Yes ! Oui !!
Cannes !!!
Réalisateurs :
Beaucoup
Scénariste : Un
grand nombre
Acteurs : Une
flopée
Année : 2007
Sous-titre : "Ce
petit coup au cœur quand la lumière s’éteint et que le
film commence"
17 commentaires « Quick Mac »
Après avoir joué à « Hibernatus », le
MacGuffilm reprend du service et souhaite à son lectorat et avec un
peu de retard une très bonne année
2010 (qui, comme chacun sait, est l’année qui suit
2001).
Quoi de mieux pour commencer l’année critique non pas par un
seul film, mais une bonne trentaine ?
Cette série de courts-métrages fut commandée à des réalisateurs
reconnus pour les 60 ans du festival de Cannes. Tout le monde part
donc sur un pied d’égalité, puisque le thème est imposé (la
salle obscure, objet du désir), et que chaque segment doit durer
trois minutes.
Mais à ce jeu là, certains réalisateurs, sans avoir tout de même le
temps de nous ennuyer (ils ne sont pas choisis parmi les plus
manchots), restent superficiels, tandis que d’autres ont
livré de vrais petits bijoux.
Ainsi, pour une fois que Cannes nous permet de faire notre propre
palmarès, ne nous privons pas de ce petit plaisir. Voici donc, dans
la subjectivité la plus partiale, les courts-métrages qui
remportent les trophées spéciaux du MacGuffilm : place à la «
cérémonie des Lascars » !
- Le « Lascar » le plus poétique : Alejandro Gonzalez Inarritu.

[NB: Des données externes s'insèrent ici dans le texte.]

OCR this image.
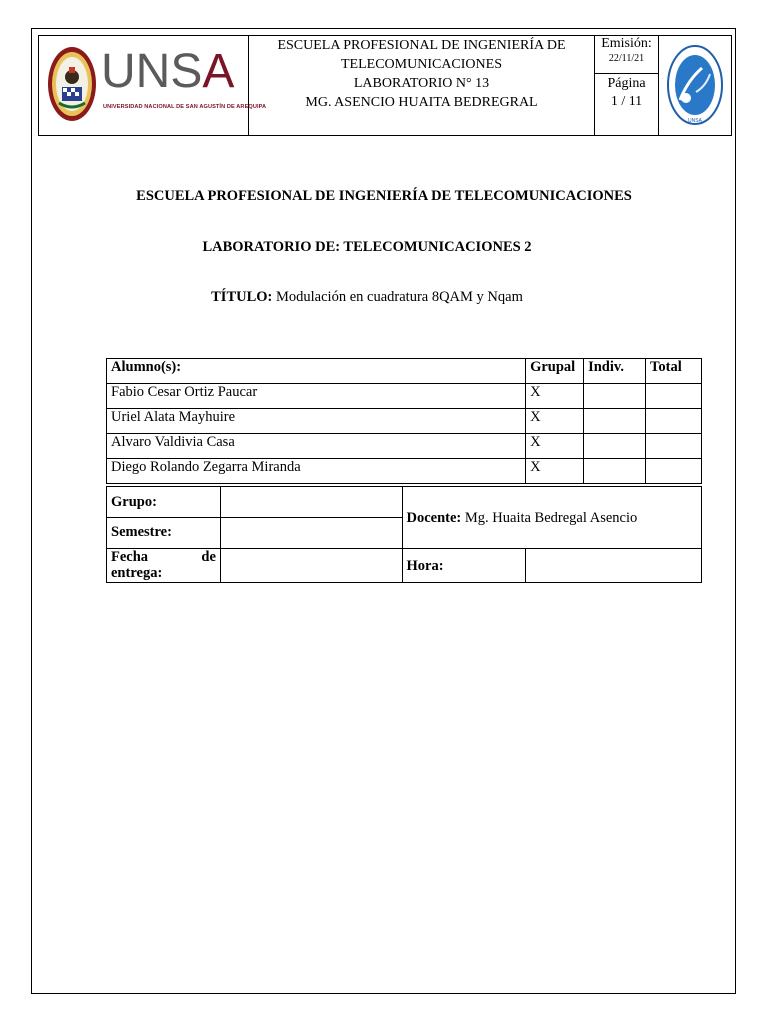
UNSA
UNIVERSIDAD NACIONAL DE SAN AGUSTÍN DE AREQUIPA
ESCUELA PROFESIONAL DE INGENIERÍA DE
TELECOMUNICACIONES
LABORATORIO N° 13
MG. ASENCIO HUAITA BEDREGRAL
Emisión:
22/11/21
Página
1 / 11
UNSA
ESCUELA PROFESIONAL DE INGENIERÍA DE TELECOMUNICACIONES
LABORATORIO DE: TELECOMUNICACIONES 2
TÍTULO: Modulación en cuadratura 8QAM y Nqam
Alumno(s):	Grupal	Indiv.	Total
Fabio Cesar Ortiz Paucar	X		
Uriel Alata Mayhuire	X		
Alvaro Valdivia Casa	X		
Diego Rolando Zegarra Miranda	X		
Grupo:		Docente: Mg. Huaita Bedregal Asencio	
Semestre:			

Fecha de
entrega:		Hora:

Evidemment, dans cette célébration du cinéma, le Mexicain
n’est pas le seul à faire intervenir un personnage aveugle, «
Anna », mais c’est lui qui m’a le plus touché.

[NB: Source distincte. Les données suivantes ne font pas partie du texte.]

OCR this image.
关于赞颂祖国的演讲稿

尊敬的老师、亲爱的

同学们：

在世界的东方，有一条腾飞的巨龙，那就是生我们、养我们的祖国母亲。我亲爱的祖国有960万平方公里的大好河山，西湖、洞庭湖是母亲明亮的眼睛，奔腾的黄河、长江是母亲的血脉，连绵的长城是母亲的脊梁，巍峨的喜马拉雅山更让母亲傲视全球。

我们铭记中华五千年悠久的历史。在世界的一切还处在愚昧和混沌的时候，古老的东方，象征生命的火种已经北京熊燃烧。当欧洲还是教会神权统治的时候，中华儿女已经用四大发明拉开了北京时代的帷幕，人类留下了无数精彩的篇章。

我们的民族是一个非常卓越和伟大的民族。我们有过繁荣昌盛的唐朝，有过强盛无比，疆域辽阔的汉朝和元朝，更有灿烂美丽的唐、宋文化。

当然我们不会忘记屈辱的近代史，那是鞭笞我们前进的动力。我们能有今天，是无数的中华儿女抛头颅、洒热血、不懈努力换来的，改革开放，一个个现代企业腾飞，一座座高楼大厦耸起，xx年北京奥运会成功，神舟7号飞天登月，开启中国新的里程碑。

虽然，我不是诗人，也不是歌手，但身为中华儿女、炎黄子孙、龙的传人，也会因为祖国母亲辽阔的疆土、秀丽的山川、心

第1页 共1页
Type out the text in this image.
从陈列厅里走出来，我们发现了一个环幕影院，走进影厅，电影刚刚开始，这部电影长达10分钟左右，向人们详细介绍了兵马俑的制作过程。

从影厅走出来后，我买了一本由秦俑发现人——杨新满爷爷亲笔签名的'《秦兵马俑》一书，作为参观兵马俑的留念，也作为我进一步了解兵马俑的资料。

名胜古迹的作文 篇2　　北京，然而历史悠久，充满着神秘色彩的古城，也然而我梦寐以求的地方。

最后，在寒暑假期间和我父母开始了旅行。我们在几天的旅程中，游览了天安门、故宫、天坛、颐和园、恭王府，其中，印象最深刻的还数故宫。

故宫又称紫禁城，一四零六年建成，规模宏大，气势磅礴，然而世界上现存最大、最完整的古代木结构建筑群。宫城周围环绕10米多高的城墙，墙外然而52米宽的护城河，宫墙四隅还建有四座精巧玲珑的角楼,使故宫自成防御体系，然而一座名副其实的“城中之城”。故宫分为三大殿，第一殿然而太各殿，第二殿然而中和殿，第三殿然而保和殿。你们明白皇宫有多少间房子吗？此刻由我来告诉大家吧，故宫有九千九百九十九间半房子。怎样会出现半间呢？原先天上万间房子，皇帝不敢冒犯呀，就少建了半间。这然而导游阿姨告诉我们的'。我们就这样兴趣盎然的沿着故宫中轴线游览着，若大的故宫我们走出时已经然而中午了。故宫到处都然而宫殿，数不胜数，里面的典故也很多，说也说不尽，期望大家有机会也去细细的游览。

Comme dans beaucoup de ces courts métrages, les personnages sont
filmés en train de regarder eux-mêmes un film ; un petit jeu pour
cinéphile consiste donc à deviner quel est le « film dans le film
». Ici, c’est la magnifique musique du « Mépris » (composée
par Georges Delerue) qui colle parfaitement à l’ambiance
filmée par Inarritu.
Dans la même catégorie, et avec peu ou prou le même procédé, Abbas
Kiarostami est un challenger de bon goût puisqu’il cite quant
à lui le « Romeo et Juliette » de Zeffirelli qui arrache des larmes
à toutes les spectatrices.
- Le « Lascar » le plus élégiaque : Theo Angelopoulos.
Il filme Jeanne Moreau déambulant dans des escaliers en évoquant le
fantôme de Marcello dans « Trois Minutes ». Ah, la voix de Jeanne
Moreau !
- Le « Lascar » le plus nostalgique : Zhang Yimou.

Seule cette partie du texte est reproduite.